Chapitre 5.2: La révélation

      Amir qui tenait Aja, inconsciente, dans ses bras vit son ami disparaitre dans la gueule du dieu serpent. Le jeune berbère poussa alors un cri de désespoir, cette scène lui fendit le cœur. Il souleva délicatement la déesse tout en se demandant ce qu'il devait bien faire. Tout lui semblait perdu, alors qu'il venait de récupérer son ami, il le revoyait mourir. On aurait dit qu'il était coincé dans un cauchemar qui tournait en boucle. Amir regarda la pauvre Aja, et implora de l'aide auprès d' Allah. Son regard se porta sur le dieu serpent, ce dernier avait soudainement arrêté de bouger.

      Qu'est-ce qui se passe ? Se demanda Amir, inquiet. Puis lentement, le serpent s'affala sur le sol dans un bruit assourdissant, écrasant quelques morts vivants. Le dieu demeura immobile pendant plusieurs secondes. Était-il mort ? Impossible! Un dieu ne pouvait pas mourir aussi subitement. Le jeune homme aperçu la silhouette d'Aora venir vers lui après avoir contourné le serpent.

– Tu les as tous tués ? Demanda Amir à ce dernier.

– Non ! Il y en a un qui a réussit à prendre la fuite. Il s'agit de Meschak le balafré et Il faut absolument le rattraper. C'est un prêtre très puissant, il est capable de contacter le dieu Boro en personne.

– Mon ami vient de se faire dévorer...le serpent est mort, récupérant d'abord son cadavre dans l'antre de la bête.
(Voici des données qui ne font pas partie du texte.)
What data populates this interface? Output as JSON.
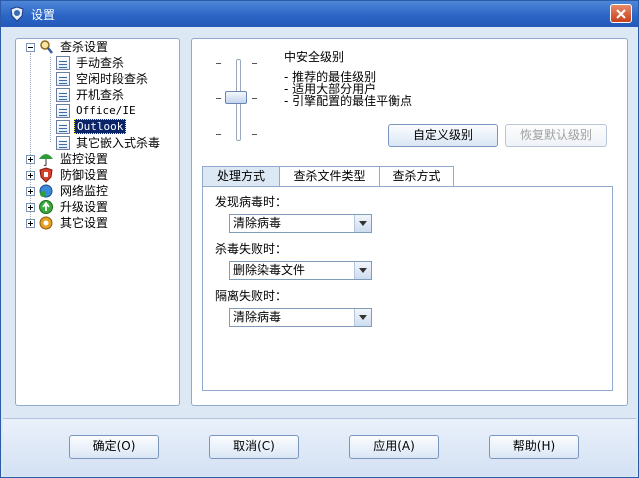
{
  "window": {
    "title": "设置"
  },
  "tree": {
    "root": "查杀设置",
    "children": [
      "手动查杀",
      "空闲时段查杀",
      "开机查杀",
      "Office/IE",
      "Outlook",
      "其它嵌入式杀毒"
    ],
    "categories": [
      "监控设置",
      "防御设置",
      "网络监控",
      "升级设置",
      "其它设置"
    ]
  },
  "level": {
    "title": "中安全级别",
    "description": [
      "- 推荐的最佳级别",
      "- 适用大部分用户",
      "- 引擎配置的最佳平衡点"
    ],
    "custom_button": "自定义级别",
    "restore_button": "恢复默认级别"
  },
  "tabs": [
    "处理方式",
    "查杀文件类型",
    "查杀方式"
  ],
  "form": {
    "found_label": "发现病毒时：",
    "found_value": "清除病毒",
    "fail_label": "杀毒失败时：",
    "fail_value": "删除染毒文件",
    "isolate_label": "隔离失败时：",
    "isolate_value": "清除病毒"
  },
  "buttons": {
    "ok": "确定(O)",
    "cancel": "取消(C)",
    "apply": "应用(A)",
    "help": "帮助(H)"
  },
  "colors": {
    "titlebar": "#2a64c4",
    "window_bg": "#dde8f5",
    "selection": "#0a246a"
  }
}
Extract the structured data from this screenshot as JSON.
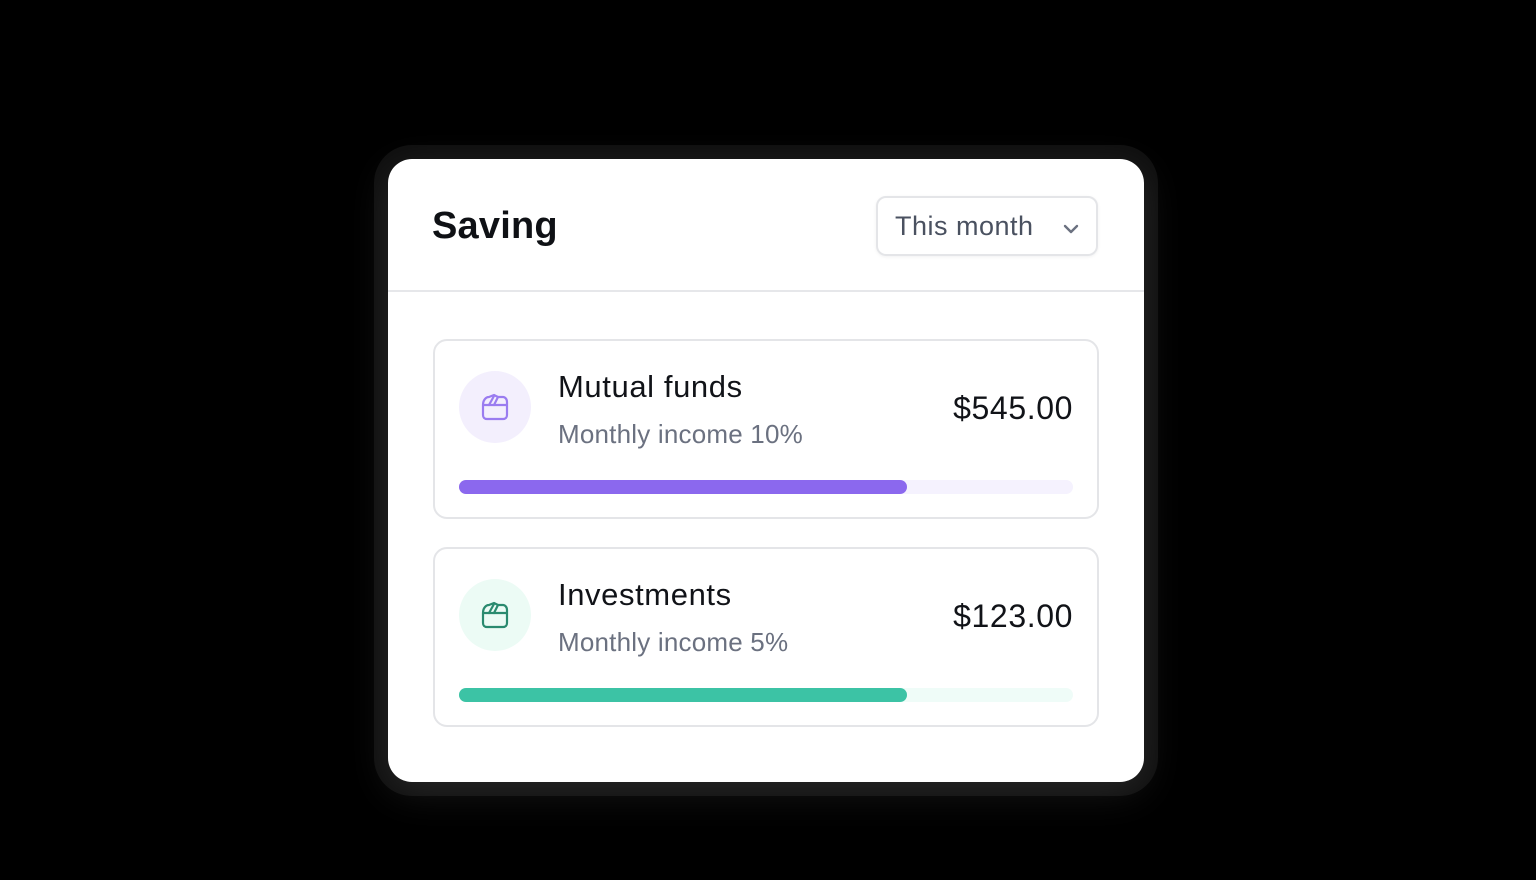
{
  "widget": {
    "title": "Saving",
    "period_select": {
      "selected": "This month",
      "icon": "chevron-down-icon"
    }
  },
  "items": [
    {
      "name": "Mutual funds",
      "subtitle": "Monthly income 10%",
      "amount": "$545.00",
      "icon": "wallet-icon",
      "progress": 0.73,
      "color": "#8b68ee",
      "track_color": "#f5f2fe",
      "icon_bg": "#f3effd"
    },
    {
      "name": "Investments",
      "subtitle": "Monthly income 5%",
      "amount": "$123.00",
      "icon": "wallet-icon",
      "progress": 0.73,
      "color": "#3cc3a5",
      "track_color": "#effcf8",
      "icon_bg": "#ecfbf5",
      "icon_stroke": "#2a8a6f"
    }
  ]
}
Aora acquiesça à contrecœur et suivit Amir qui se dirigeait sans crainte vers le serpent en portant la déesse dans ses bras.

      Un bruit étouffé se fit entendre, cela venait du serpent. Amir s'immobilisa, effrayé puis remarqua le bout métallique qui brillait sur le sommet de la tête du serpent, on aurait dit...

– ...Une lance. Murmura Amir en déposant délicatement Aja sur le sol. Tout excité, il se précipita vers le cadavre du dieu et confirma qu'il s'agissait bien de la lance de Saban, dont le bout avait perforé le palais du serpent, remontant jusqu'au cerveau pour finalement sortir par le haut du crâne. Son ami avait réussi à terrasser le dieu, et le bruit qu'il avait entendu il y a quelques secondes n'était rien d'autre que lui.

– Aidez moi à soulevez sa mâchoire supérieur !

      Aora s'exécuta et lorsqu'ils soulevèrent la mâchoire de la bête, ils découvrirent Saban, couvert de bave et de sang, allongé dans la gueule du serpent. Sa main fermement accroché sur sa lance qui transperçait le palais de la créature.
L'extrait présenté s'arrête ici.